Let a=b so a^2 = ab or a^2-b^2 = ab-b^2 or (a+b)(a-b) = b(a-b) or a+b = b

now, putting the value of a, b+b=b or 2b=b or 2=1 :P But how??

Note by Shubham Sharma
3 years, 10 months ago

Sort by:

Since a-b=0, in the 4th step you have divided 0 by 0. In mathematics division by zero is meaningless.
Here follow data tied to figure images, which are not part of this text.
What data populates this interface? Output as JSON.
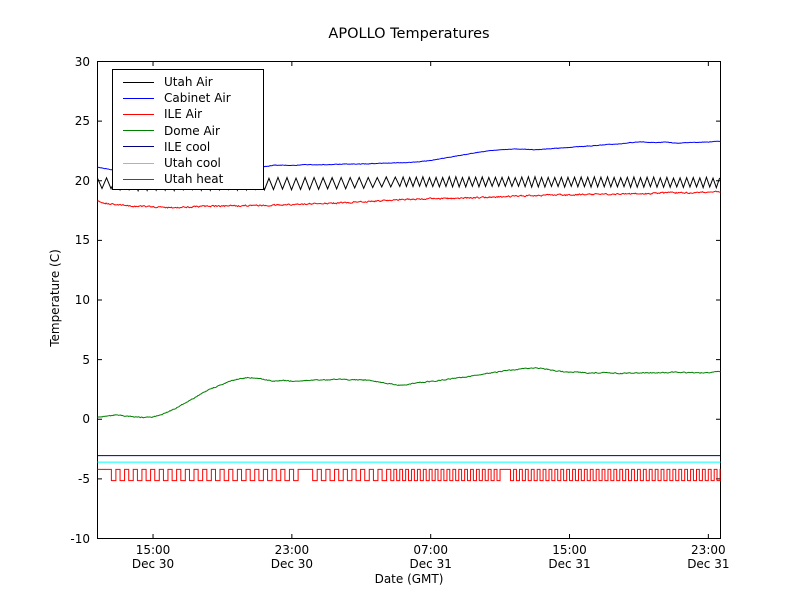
{
  "chart_data": {
    "type": "line",
    "title": "APOLLO Temperatures",
    "xlabel": "Date (GMT)",
    "ylabel": "Temperature (C)",
    "ylim": [
      -10,
      30
    ],
    "yticks": [
      {
        "v": 30,
        "label": "30"
      },
      {
        "v": 25,
        "label": "25"
      },
      {
        "v": 20,
        "label": "20"
      },
      {
        "v": 15,
        "label": "15"
      },
      {
        "v": 10,
        "label": "10"
      },
      {
        "v": 5,
        "label": "5"
      },
      {
        "v": 0,
        "label": "0"
      },
      {
        "v": -5,
        "label": "-5"
      },
      {
        "v": -10,
        "label": "-10"
      }
    ],
    "xlim": [
      -0.2,
      35.7
    ],
    "x_unit": "hours since Dec 30 12:00 GMT",
    "xticks": [
      {
        "t": 3,
        "line1": "15:00",
        "line2": "Dec 30"
      },
      {
        "t": 11,
        "line1": "23:00",
        "line2": "Dec 30"
      },
      {
        "t": 19,
        "line1": "07:00",
        "line2": "Dec 31"
      },
      {
        "t": 27,
        "line1": "15:00",
        "line2": "Dec 31"
      },
      {
        "t": 35,
        "line1": "23:00",
        "line2": "Dec 31"
      }
    ],
    "grid": false,
    "legend_position": "upper-left",
    "series": [
      {
        "name": "Utah Air",
        "color": "#000000",
        "style": "sawtooth",
        "noise": 0.04,
        "base_points": [
          [
            -0.2,
            19.8
          ],
          [
            2,
            19.65
          ],
          [
            6,
            19.7
          ],
          [
            10,
            19.75
          ],
          [
            14,
            19.8
          ],
          [
            17,
            19.9
          ],
          [
            22,
            19.9
          ],
          [
            28,
            19.9
          ],
          [
            35.7,
            19.85
          ]
        ],
        "amp_points": [
          [
            -0.2,
            0.45
          ],
          [
            10,
            0.5
          ],
          [
            15,
            0.45
          ],
          [
            18,
            0.4
          ],
          [
            35.7,
            0.4
          ]
        ],
        "period_segments": [
          {
            "to": 17,
            "period": 0.52
          },
          {
            "to": 35.8,
            "period": 0.38
          }
        ]
      },
      {
        "name": "Cabinet Air",
        "color": "#0000ff",
        "style": "smooth",
        "noise": 0.02,
        "points": [
          [
            -0.2,
            21.15
          ],
          [
            0.5,
            20.95
          ],
          [
            1.5,
            20.85
          ],
          [
            3,
            20.9
          ],
          [
            5,
            21.0
          ],
          [
            7,
            21.05
          ],
          [
            9,
            21.1
          ],
          [
            10,
            21.3
          ],
          [
            11,
            21.3
          ],
          [
            12,
            21.35
          ],
          [
            13,
            21.35
          ],
          [
            14,
            21.4
          ],
          [
            15,
            21.4
          ],
          [
            16,
            21.45
          ],
          [
            17,
            21.5
          ],
          [
            18,
            21.55
          ],
          [
            19,
            21.7
          ],
          [
            20,
            21.95
          ],
          [
            21,
            22.2
          ],
          [
            22,
            22.45
          ],
          [
            22.5,
            22.55
          ],
          [
            23,
            22.6
          ],
          [
            24,
            22.65
          ],
          [
            25,
            22.6
          ],
          [
            26,
            22.7
          ],
          [
            27,
            22.8
          ],
          [
            28,
            22.9
          ],
          [
            29,
            23.0
          ],
          [
            30,
            23.1
          ],
          [
            30.5,
            23.2
          ],
          [
            31,
            23.25
          ],
          [
            32,
            23.2
          ],
          [
            32.5,
            23.25
          ],
          [
            33,
            23.15
          ],
          [
            34,
            23.2
          ],
          [
            35,
            23.25
          ],
          [
            35.7,
            23.3
          ]
        ]
      },
      {
        "name": "ILE Air",
        "color": "#ff0000",
        "style": "smooth",
        "noise": 0.055,
        "points": [
          [
            -0.2,
            18.3
          ],
          [
            0.5,
            18.05
          ],
          [
            1.5,
            17.9
          ],
          [
            3,
            17.8
          ],
          [
            4,
            17.75
          ],
          [
            5,
            17.8
          ],
          [
            6,
            17.85
          ],
          [
            8,
            17.9
          ],
          [
            10,
            17.95
          ],
          [
            12,
            18.05
          ],
          [
            14,
            18.15
          ],
          [
            16,
            18.3
          ],
          [
            17,
            18.4
          ],
          [
            18,
            18.45
          ],
          [
            19,
            18.5
          ],
          [
            20,
            18.5
          ],
          [
            21,
            18.55
          ],
          [
            22,
            18.6
          ],
          [
            23,
            18.65
          ],
          [
            24,
            18.7
          ],
          [
            25,
            18.75
          ],
          [
            26,
            18.8
          ],
          [
            27,
            18.8
          ],
          [
            28,
            18.85
          ],
          [
            29,
            18.85
          ],
          [
            30,
            18.9
          ],
          [
            31,
            18.9
          ],
          [
            32,
            18.95
          ],
          [
            33,
            19.0
          ],
          [
            34,
            19.0
          ],
          [
            35,
            19.05
          ],
          [
            35.7,
            19.1
          ]
        ]
      },
      {
        "name": "Dome Air",
        "color": "#008000",
        "style": "smooth",
        "noise": 0.035,
        "points": [
          [
            -0.2,
            0.15
          ],
          [
            0.3,
            0.25
          ],
          [
            0.8,
            0.35
          ],
          [
            1.2,
            0.3
          ],
          [
            1.8,
            0.2
          ],
          [
            2.4,
            0.15
          ],
          [
            3,
            0.2
          ],
          [
            3.5,
            0.4
          ],
          [
            4,
            0.7
          ],
          [
            4.5,
            1.1
          ],
          [
            5,
            1.5
          ],
          [
            5.5,
            1.9
          ],
          [
            6,
            2.3
          ],
          [
            6.5,
            2.65
          ],
          [
            7,
            2.95
          ],
          [
            7.5,
            3.2
          ],
          [
            8,
            3.4
          ],
          [
            8.5,
            3.5
          ],
          [
            9,
            3.45
          ],
          [
            9.5,
            3.3
          ],
          [
            10,
            3.2
          ],
          [
            10.5,
            3.25
          ],
          [
            11,
            3.2
          ],
          [
            11.5,
            3.2
          ],
          [
            12,
            3.25
          ],
          [
            12.5,
            3.3
          ],
          [
            13,
            3.3
          ],
          [
            13.5,
            3.35
          ],
          [
            14,
            3.35
          ],
          [
            14.5,
            3.3
          ],
          [
            15,
            3.3
          ],
          [
            15.5,
            3.25
          ],
          [
            16,
            3.15
          ],
          [
            16.5,
            3.0
          ],
          [
            17,
            2.9
          ],
          [
            17.3,
            2.85
          ],
          [
            17.8,
            2.95
          ],
          [
            18.5,
            3.1
          ],
          [
            19.5,
            3.25
          ],
          [
            20.5,
            3.45
          ],
          [
            21.5,
            3.65
          ],
          [
            22.5,
            3.9
          ],
          [
            23.5,
            4.1
          ],
          [
            24.5,
            4.25
          ],
          [
            25,
            4.3
          ],
          [
            25.5,
            4.25
          ],
          [
            26,
            4.1
          ],
          [
            26.5,
            4.0
          ],
          [
            27,
            3.95
          ],
          [
            27.5,
            3.95
          ],
          [
            28,
            3.9
          ],
          [
            29,
            3.9
          ],
          [
            30,
            3.85
          ],
          [
            31,
            3.9
          ],
          [
            32,
            3.9
          ],
          [
            33,
            3.95
          ],
          [
            34,
            3.9
          ],
          [
            35,
            3.9
          ],
          [
            35.7,
            4.0
          ]
        ]
      },
      {
        "name": "ILE cool",
        "color": "#000080",
        "style": "smooth",
        "noise": 0,
        "points": [
          [
            -0.2,
            -3.05
          ],
          [
            35.7,
            -3.05
          ]
        ]
      },
      {
        "name": "Utah cool",
        "color": "#00ffff",
        "style": "smooth",
        "noise": 0,
        "points": [
          [
            -0.2,
            -3.6
          ],
          [
            35.7,
            -3.6
          ]
        ]
      },
      {
        "name": "Utah heat",
        "color": "#ff0000",
        "style": "square",
        "noise": 0,
        "high": -4.2,
        "low": -5.15,
        "duty": 0.48,
        "period_segments": [
          {
            "to": 16.5,
            "period": 0.5
          },
          {
            "to": 35.8,
            "period": 0.34
          }
        ],
        "long_high": [
          [
            -0.2,
            0.6
          ],
          [
            11.4,
            12.2
          ],
          [
            23.1,
            23.6
          ]
        ]
      }
    ]
  }
}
Fallacy is an argument built on the base of poor reasoning. Your conclusion might be true or maybe not but it is still fallacious. · 3 years, 10 months ago

yeah, i also got it on wikipedia... · 3 years, 10 months ago

a=b means a-b=0, and division by 0 is meaningless. · 1 year, 8 months ago

You just can't cut (a-b) as 0/0 is indeterminate. · 2 years, 5 months ago

Instead of a=b, let's let a-b=k

$$a=b+k$$

$$a^2 = ab+ak$$

$$a^2-b^2 = ab+ak-b^2$$

$$(a+b)(a-b) = b(a-b)+ak$$

$$a+b=b+\frac{ak}{a-b}$$

You are saying that $$lim_{x \rightarrow 0} \frac{a \times x}{x} = 0$$, which causes this fallacy. · 3 years, 10 months ago

dude dats a bit hi-fi!! limit? dats out of range :D · 3 years, 10 months ago

We are seeing what happens if b is close to a, to determine what went wrong.

Likewise, you cannot evaluate $$\frac{x-4}{\sqrt{x}-2}$$ where x=4 directly by substitution, although it is possible to evaluate it. By substitution, we get $$\frac{0}{0}$$ which is kind of meaningless. · 3 years, 10 months ago

That's not meaningless. That is everything. What times 0 equals 0? is what that's asking. · 3 years ago

I agree that $$\frac{0}{0}$$ can be any number, but the fact that it reduces to $$\frac{0}{0}$$ says nothing more about the value an expression is unless we know that the $$0$$s mean. · 2 years, 5 months ago

yup.. · 3 years, 10 months ago

×